Looking at the Grand Theft Auto series along with the Saints Row series it's becoming clear that one is taking the deep, detailed and immersion route while the other is piling on endless game play features to pack in as much sandbox fun as possible. Saints Row was a good laugh, in fact I'm still having fun with the latest release but I'm never going to find it as memorable or as worthwhile as any of the GTA games. I completed Saints Row 2 about two and a half years ago and now I couldn't be able to tell you the names of any of the characters. I even forget how it ends... just that you kill all the enemies in a spectacular fashion. The GTA stories, on the other hand, well I can recite the order of the missions and all of the characters involved, even in San Andreas. I have this annoying party trick whenever I see a friend playing GTA where I'll get them to point at a car that's barely visible on the horizon and I'll be able to tell them what it's called and whether it's worth jacking. I'll then sing along to whatever is playing on the radio station. I really cared about the worlds that GTA simulated. No other game has immersed me and held my attention like GTA and it remains the only series I follow and get genuinely excited about new releases. (And Grand Theft Auto V looks to be epic!)

Through producing my own sandbox game I have the opportunity to create a world that's based on my own imagination - and I'd love to develop some of my ideas into forming a world that can deeply immerse the player. I really enjoyed making the futuristic city of New Verago for Total Anarchy and look forward to brushing up on my basic 3D modelling skills and constructing another skyline for this new game. And will the game be fully 3D? I get this question a lot... for now know that without a team of artists and animators there's no hope of producing a nice looking and fully 3D game, not with Game Maker anyway. The Crimelife series Sakisa produced were very impressive but it suffers from looking too much like an attempt to replicate GTA:III; and yes, it's fair to say that Total Anarchy is pretty close to GTA2 in certain respects. Game IV is going to look a lot different from games I've produced in the past.

I've never had the chance to develop a good story for a game even though I've always penned out characters and themes during development. Total Anarchy never really made it past the beta so the missions were mostly left out. You get to see 'dirty Mitch' and drive him to a hotel on the seafront but that's about it. This game was meant to have quite a lot more to it including different gangs that you could be allied or opposed to, an underground resistance movement that would hire you to blow stuff up, this crazy old lady who uses you to start riots around the city... loads of fun rubbish like that.

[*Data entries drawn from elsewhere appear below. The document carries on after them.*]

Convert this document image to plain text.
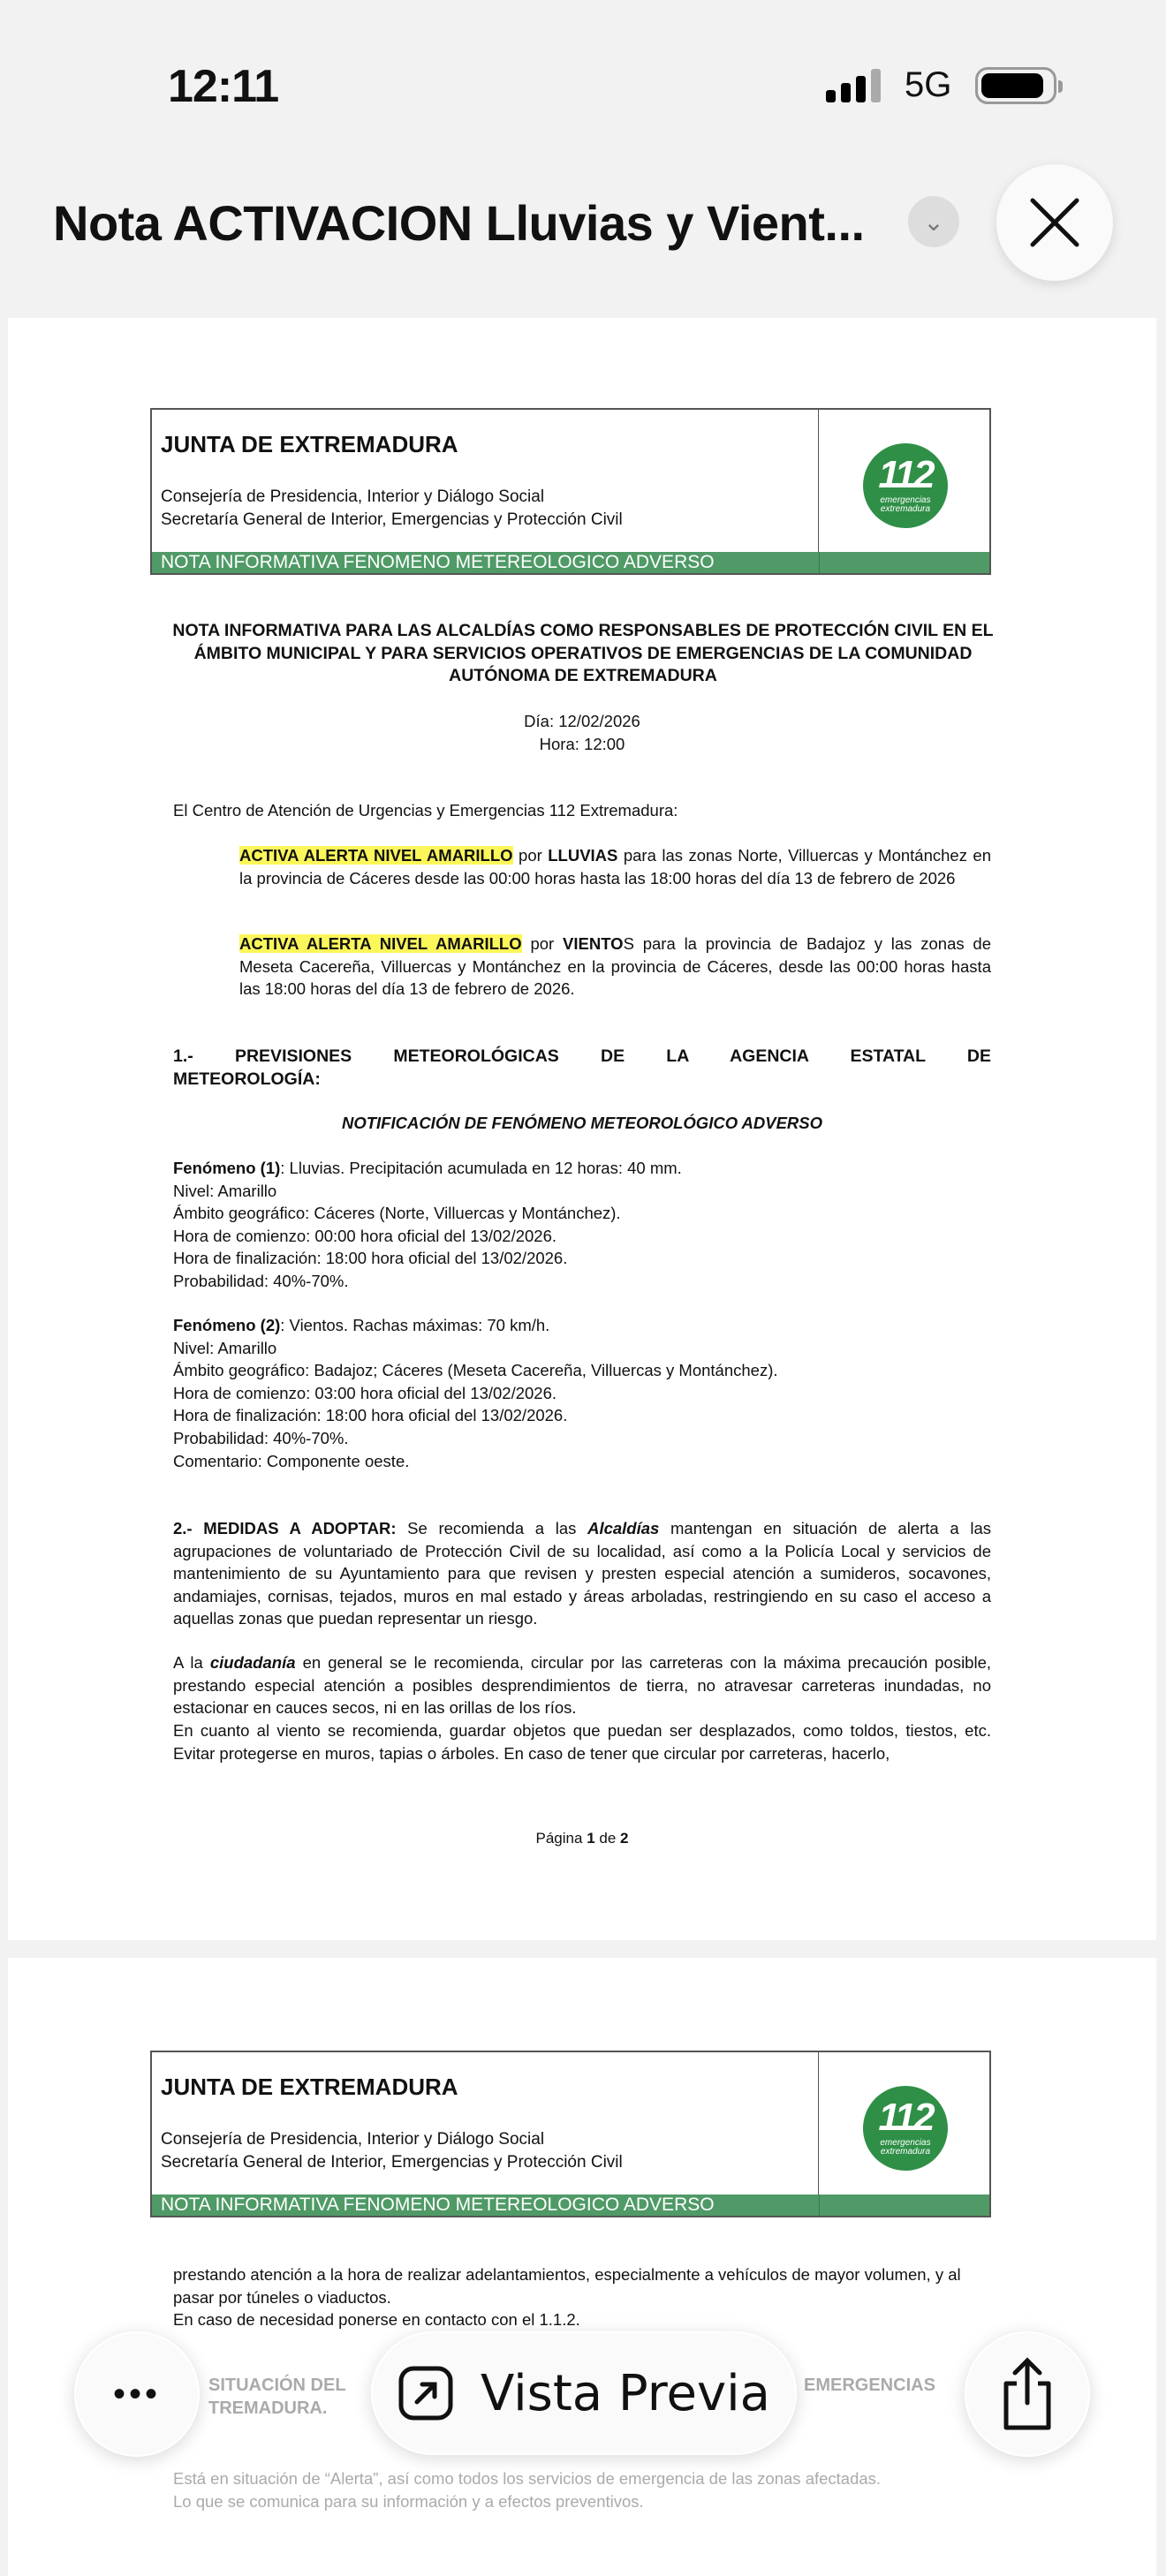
12:11	5G
Nota ACTIVACION Lluvias y Vient...	⌄
JUNTA DE EXTREMADURA
Consejería de Presidencia, Interior y Diálogo Social
Secretaría General de Interior, Emergencias y Protección Civil
112
emergencias
extremadura
NOTA INFORMATIVA FENOMENO METEREOLOGICO ADVERSO
NOTA INFORMATIVA PARA LAS ALCALDÍAS COMO RESPONSABLES DE PROTECCIÓN CIVIL EN EL ÁMBITO MUNICIPAL Y PARA SERVICIOS OPERATIVOS DE EMERGENCIAS DE LA COMUNIDAD AUTÓNOMA DE EXTREMADURA
Día: 12/02/2026
Hora: 12:00
El Centro de Atención de Urgencias y Emergencias 112 Extremadura:
ACTIVA ALERTA NIVEL AMARILLO por LLUVIAS para las zonas Norte, Villuercas y Montánchez en la provincia de Cáceres desde las 00:00 horas hasta las 18:00 horas del día 13 de febrero de 2026
ACTIVA ALERTA NIVEL AMARILLO por VIENTOS para la provincia de Badajoz y las zonas de Meseta Cacereña, Villuercas y Montánchez en la provincia de Cáceres, desde las 00:00 horas hasta las 18:00 horas del día 13 de febrero de 2026.
1.- PREVISIONES METEOROLÓGICAS DE LA AGENCIA ESTATAL DE METEOROLOGÍA:
NOTIFICACIÓN DE FENÓMENO METEOROLÓGICO ADVERSO
Fenómeno (1): Lluvias. Precipitación acumulada en 12 horas: 40 mm.
Nivel: Amarillo
Ámbito geográfico: Cáceres (Norte, Villuercas y Montánchez).
Hora de comienzo: 00:00 hora oficial del 13/02/2026.
Hora de finalización: 18:00 hora oficial del 13/02/2026.
Probabilidad: 40%-70%.
Fenómeno (2): Vientos. Rachas máximas: 70 km/h.
Nivel: Amarillo
Ámbito geográfico: Badajoz; Cáceres (Meseta Cacereña, Villuercas y Montánchez).
Hora de comienzo: 03:00 hora oficial del 13/02/2026.
Hora de finalización: 18:00 hora oficial del 13/02/2026.
Probabilidad: 40%-70%.
Comentario: Componente oeste.
2.- MEDIDAS A ADOPTAR: Se recomienda a las Alcaldías mantengan en situación de alerta a las agrupaciones de voluntariado de Protección Civil de su localidad, así como a la Policía Local y servicios de mantenimiento de su Ayuntamiento para que revisen y presten especial atención a sumideros, socavones, andamiajes, cornisas, tejados, muros en mal estado y áreas arboladas, restringiendo en su caso el acceso a aquellas zonas que puedan representar un riesgo.
A la ciudadanía en general se le recomienda, circular por las carreteras con la máxima precaución posible, prestando especial atención a posibles desprendimientos de tierra, no atravesar carreteras inundadas, no estacionar en cauces secos, ni en las orillas de los ríos.
En cuanto al viento se recomienda, guardar objetos que puedan ser desplazados, como toldos, tiestos, etc. Evitar protegerse en muros, tapias o árboles. En caso de tener que circular por carreteras, hacerlo,
Página 1 de 2
JUNTA DE EXTREMADURA
Consejería de Presidencia, Interior y Diálogo Social
Secretaría General de Interior, Emergencias y Protección Civil
112
emergencias
extremadura
NOTA INFORMATIVA FENOMENO METEREOLOGICO ADVERSO
prestando atención a la hora de realizar adelantamientos, especialmente a vehículos de mayor volumen, y al pasar por túneles o viaductos.
En caso de necesidad ponerse en contacto con el 1.1.2.
SITUACIÓN DEL	EMERGENCIAS
TREMADURA.
Está en situación de “Alerta”, así como todos los servicios de emergencia de las zonas afectadas.
Lo que se comunica para su información y a efectos preventivos.
•••	Vista Previa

Total Anarchy became my baby as I was growing up. You see I've been making these sorts of games since I was fourteen and have never thought to myself, even at my current age of twenty, that I'll never make another one. While Boxville and Pliston weren't much more than experimental fan-games, Total Anarchy got some publicity and recognition. While I'm a musician first and only a hobbyist when it comes to game development, Total Anarchy is still the most notable thing I've ever put together. So yeah, time to let my baby grow a little. New engine, new story and entirely new style. I hope that this can be big, especially if I can start to bring this thing out on both PC, Mac and maybe even mobile platforms.

This blog is going to cover what I'm up to over the next year so. It'll hopefully get more interesting as more of the game comes together. I'll be posting about how I'm making the resources, developing the world and programming each feature. I get tonnes of e-mails and comments each week from people who demand to see the source code for Total Anarchy but rather than throw my clumsily written code and a large collection of my own personal resources (I get annoyed at seeing my stuff ripped and used in amateur games, sorry) into the public domain I'd like to walk you through how this new project is made so some of you can become familiar with such a huge bedroom game creation process.